Following Shellac’s onslaught I venture up onto the grass of the ATP stage for what remains of Thee Oh Sees, however they don’t seem to pack all the punches I remember them having a few years back and while their set seems as trippy as ever, it doesn’t seem to contain the same punk eruption that the band possessed a few years prior.
I venture to the Bowers & Wilkins Soundsystem area where John Talabot plays a surprise set, for which there is a queue that looks a mile long outside (and some chancing their arm by jumping over the wall to get in!).
Again, Talbot is fairly unfamiliar to me but his hour-and-a-half long set of disco/dance material is a wonderful way to sign out for the last evening.
Did I mention it turned my birthday at midnight? At that point MOURN had just came off stage, but it wasn’t until around 3am before the start of Caribou’s set at the wonderful Ray-Ban stage that I finally encounter the people I came here with; so before Caribou entrances us with some electronic gems they indulge in a little birthday sing-along, which in turn prompts a bunch of Spanish people to do the same for their pal, before we all get lost in a mass of bodies for Caribou’s wonderous liquid pop, while swigging straight gin (absolutely rotten) as the bar’s ran out of mixer.

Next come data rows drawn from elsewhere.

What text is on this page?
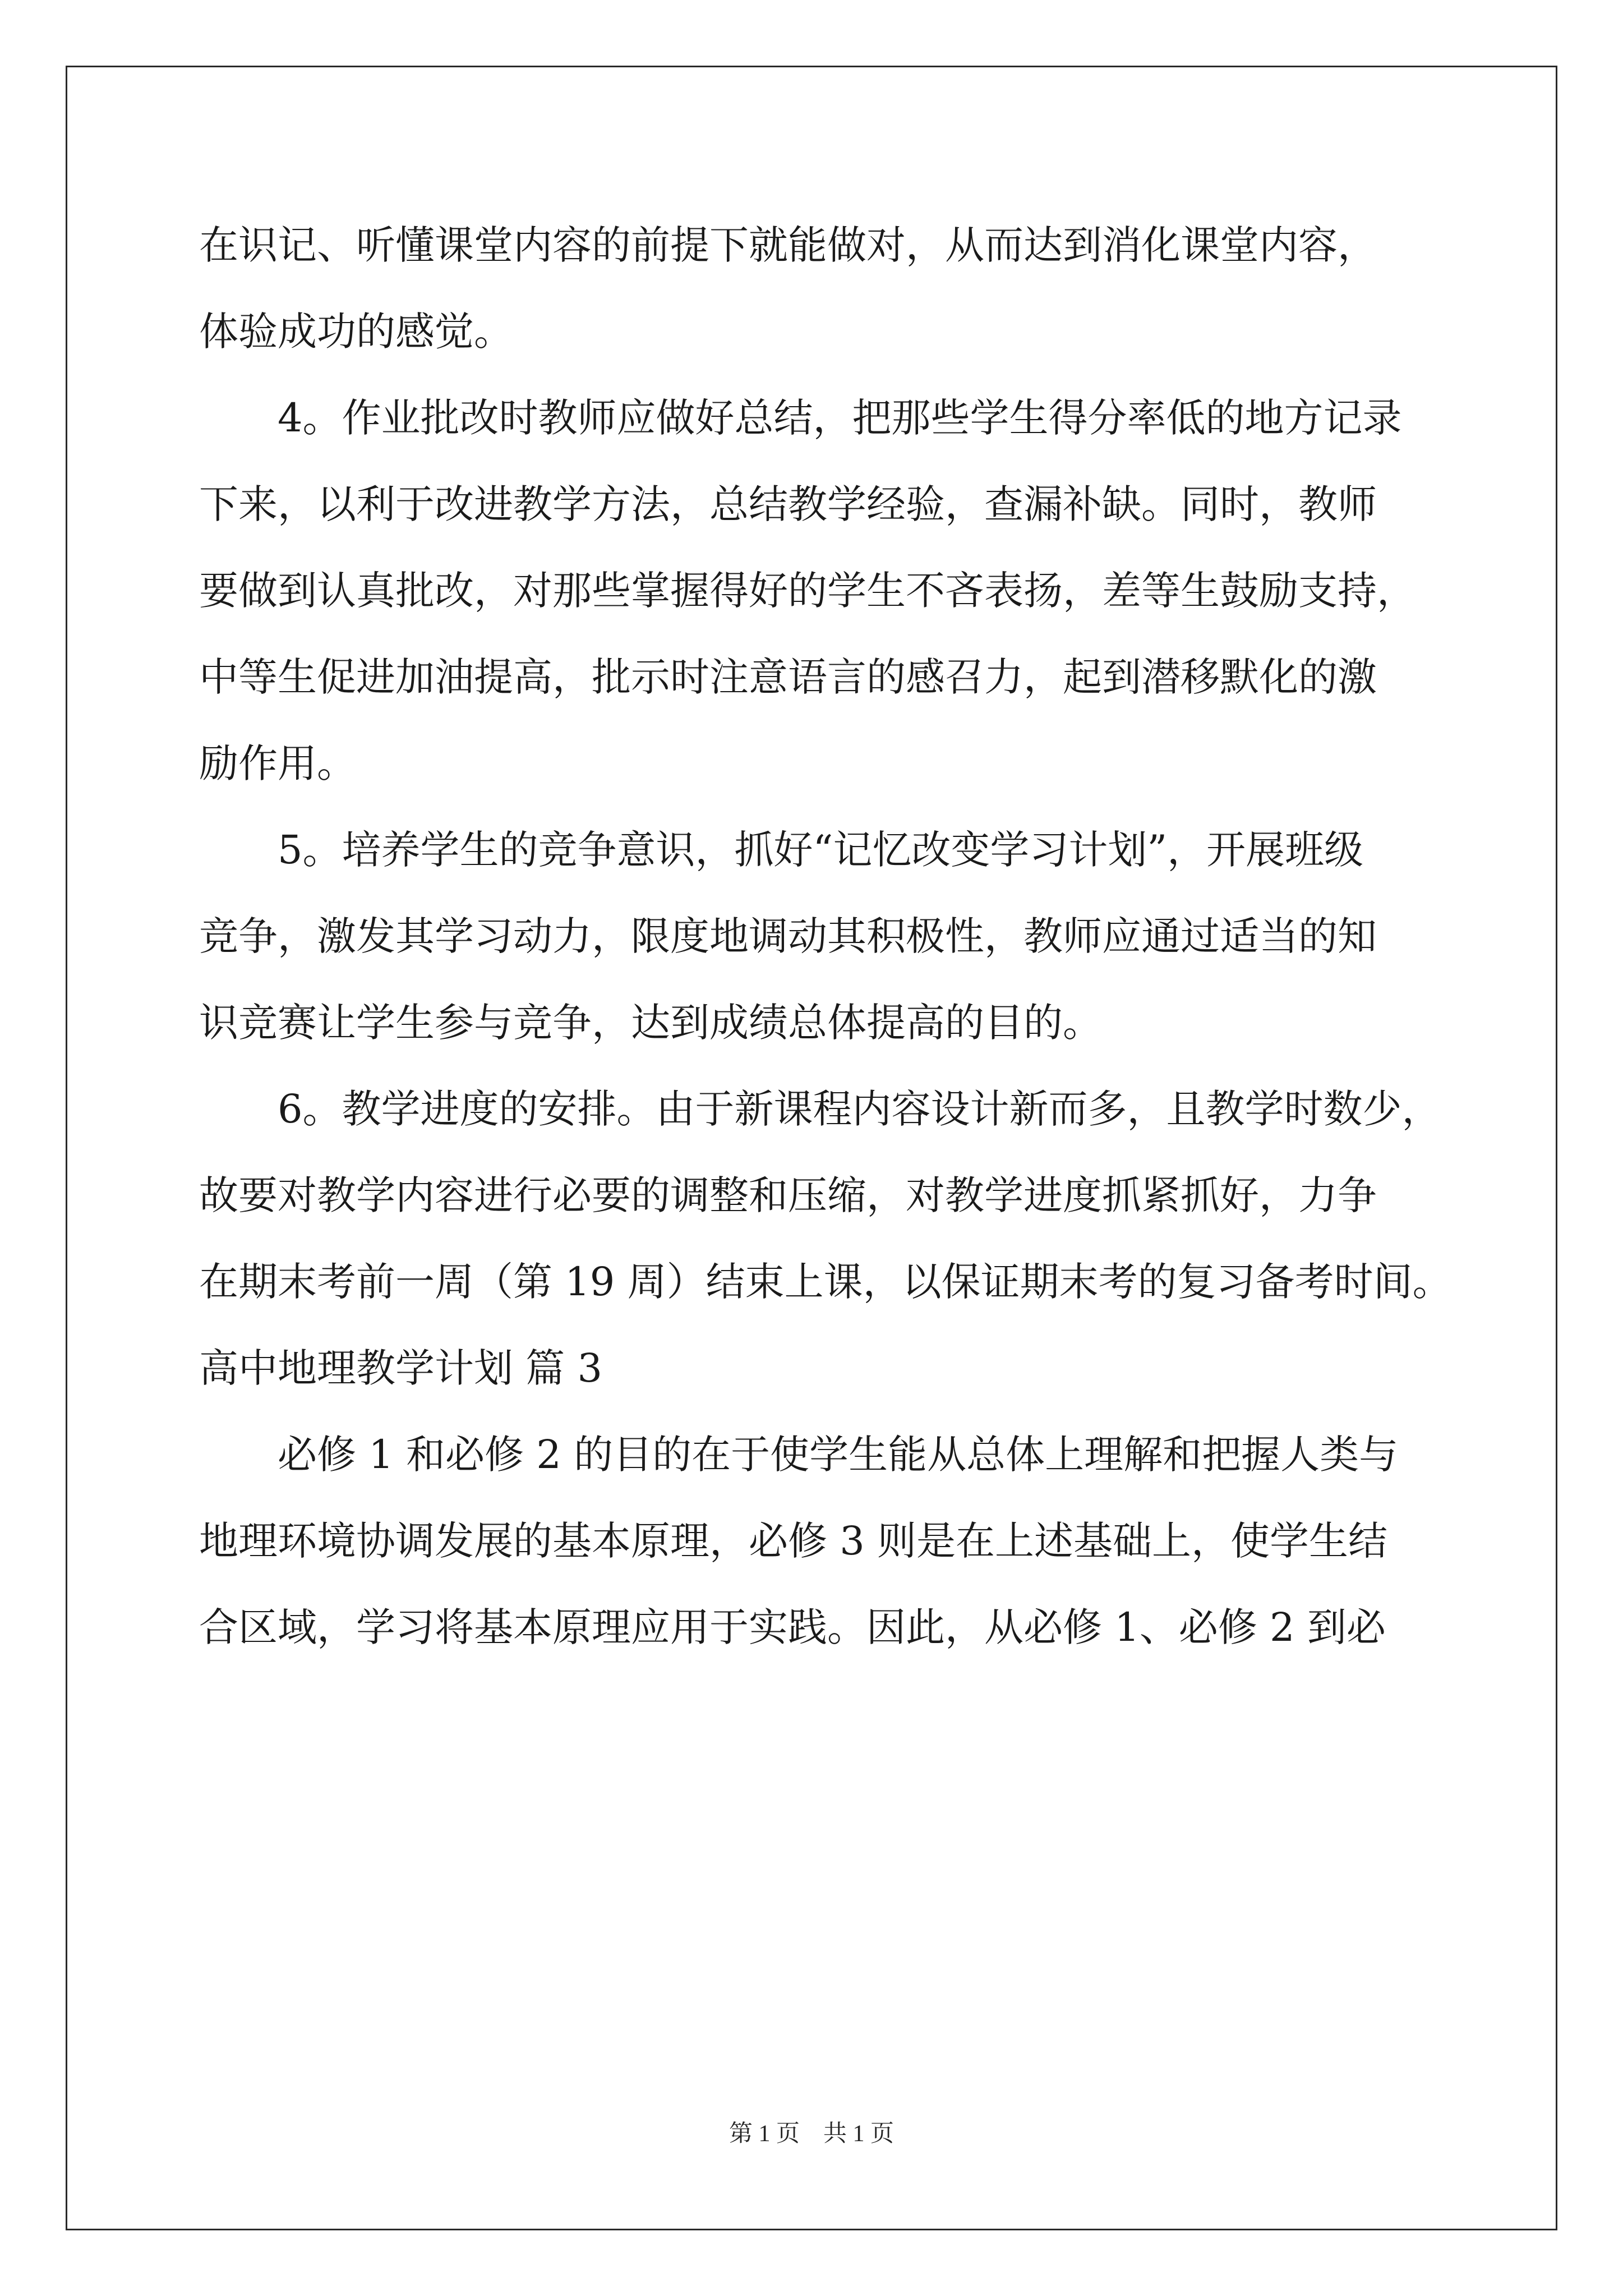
在识记、听懂课堂内容的前提下就能做对，从而达到消化课堂内容，
体验成功的感觉。
4。作业批改时教师应做好总结，把那些学生得分率低的地方记录
下来，以利于改进教学方法，总结教学经验，查漏补缺。同时，教师
要做到认真批改，对那些掌握得好的学生不吝表扬，差等生鼓励支持，
中等生促进加油提高，批示时注意语言的感召力，起到潜移默化的激
励作用。
5。培养学生的竞争意识，抓好“记忆改变学习计划”，开展班级
竞争，激发其学习动力，限度地调动其积极性，教师应通过适当的知
识竞赛让学生参与竞争，达到成绩总体提高的目的。
6。教学进度的安排。由于新课程内容设计新而多，且教学时数少，
故要对教学内容进行必要的调整和压缩，对教学进度抓紧抓好，力争
在期末考前一周（第 19 周）结束上课，以保证期末考的复习备考时间。
高中地理教学计划 篇 3
必修 1 和必修 2 的目的在于使学生能从总体上理解和把握人类与
地理环境协调发展的基本原理，必修 3 则是在上述基础上，使学生结
合区域，学习将基本原理应用于实践。因此，从必修 1、必修 2 到必
第 1 页　共 1 页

This isn’t the end though, we all know how Primavera ends; it ends with DJ Coco!
And yes Coco, delivers all the fun expected with a set packed with sing-along favourites, that range from this year’s charts to 70s punk to 90s hip-hop to well… the ever questionable decision to always close on Journey’s ‘Don’t Stop Believing’; still it’s non stop fun and as we continue the party outside and then to the beach it’s yet another memorable year at Primavera.